Ein wesentlicher Hebel ist die Optimierung der Kostenstrukturen – etwa durch Digitalisierung und Automatisierung, zum Beispiel mithilfe von KI. Diese Technologien können Prozesse effizienter machen, werfen aber zugleich Fragen zur Zukunft von Arbeitsplätzen auf. Genau deshalb investieren wir gezielt in Aus- und Weiterbildung. Mit unserer eigenen Bildungseinheit schaffen wir Angebote, um Mitarbeitende fit für neue Aufgaben zu machen und sie gezielt in andere Bereiche zu entwickeln, die gefragt sind.

Unsere Verantwortung geht inzwischen weit über den technischen Betrieb hinaus: Intern geht es darum, Effizienz zu steigern und gleichzeitig attraktiv als Arbeitgeber zu bleiben– extern darum, unsere Kunden und ihre Belegschaften im Wandel aktiv zu begleiten.
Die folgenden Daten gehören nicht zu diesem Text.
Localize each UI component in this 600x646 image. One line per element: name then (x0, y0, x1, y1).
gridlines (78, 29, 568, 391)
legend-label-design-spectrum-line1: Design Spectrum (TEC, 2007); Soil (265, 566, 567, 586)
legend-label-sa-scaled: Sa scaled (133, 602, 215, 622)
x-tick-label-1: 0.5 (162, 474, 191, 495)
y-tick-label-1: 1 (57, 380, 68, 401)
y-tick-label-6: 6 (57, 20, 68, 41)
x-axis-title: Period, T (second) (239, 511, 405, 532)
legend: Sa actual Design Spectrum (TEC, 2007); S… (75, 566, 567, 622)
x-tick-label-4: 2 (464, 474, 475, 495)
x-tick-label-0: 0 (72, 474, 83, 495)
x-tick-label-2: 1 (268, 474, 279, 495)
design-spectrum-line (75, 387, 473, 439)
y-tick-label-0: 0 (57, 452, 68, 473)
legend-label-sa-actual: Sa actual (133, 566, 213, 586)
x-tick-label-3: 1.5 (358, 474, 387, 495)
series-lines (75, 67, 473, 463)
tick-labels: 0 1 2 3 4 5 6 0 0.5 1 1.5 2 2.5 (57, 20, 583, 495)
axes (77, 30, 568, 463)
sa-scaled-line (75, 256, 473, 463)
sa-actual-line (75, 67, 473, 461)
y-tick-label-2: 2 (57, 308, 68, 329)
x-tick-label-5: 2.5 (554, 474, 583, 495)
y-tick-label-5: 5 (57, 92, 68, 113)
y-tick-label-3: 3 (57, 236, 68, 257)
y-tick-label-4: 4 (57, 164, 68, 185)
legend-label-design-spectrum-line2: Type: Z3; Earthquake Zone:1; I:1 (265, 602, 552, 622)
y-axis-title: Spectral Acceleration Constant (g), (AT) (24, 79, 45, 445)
Was schätzen Sie an der Zusammenarbeit mit unseren NORD/LB Kollegen?

Was wir an der Zusammenarbeit mit der NORD/LB besonders schätzen, ist das offene und vertrauensvolle Miteinander. Es ist uns wichtig, dass man gemeinsam an einem Strang zieht, Herausforderungen offen anspricht und lösungsorientiert diskutiert – genau das erleben wir in dieser Partnerschaft. Besonders wertvoll ist für uns, dass wir auf Partner treffen, die sich wirklich die Mühe machen, unser Geschäftsmodell zu verstehen. Mit der NORD/LB haben wir ein Gegenüber, dass diesen Anspruch verkörpert und auf Augenhöhe agiert.

Auch in schwierigen Situationen, in denen es zu kurzfristigen Veränderungen kommt, kommunizieren wir zeitnah offen und transparent. Vertrauen zeigt sich nicht, wenn alles reibungslos läuft – sondern gerade dann, wenn es einmal nicht rund läuft. Und genau in solchen Momenten haben wir erlebt, wie stark und partnerschaftlich die Zusammenarbeit ist.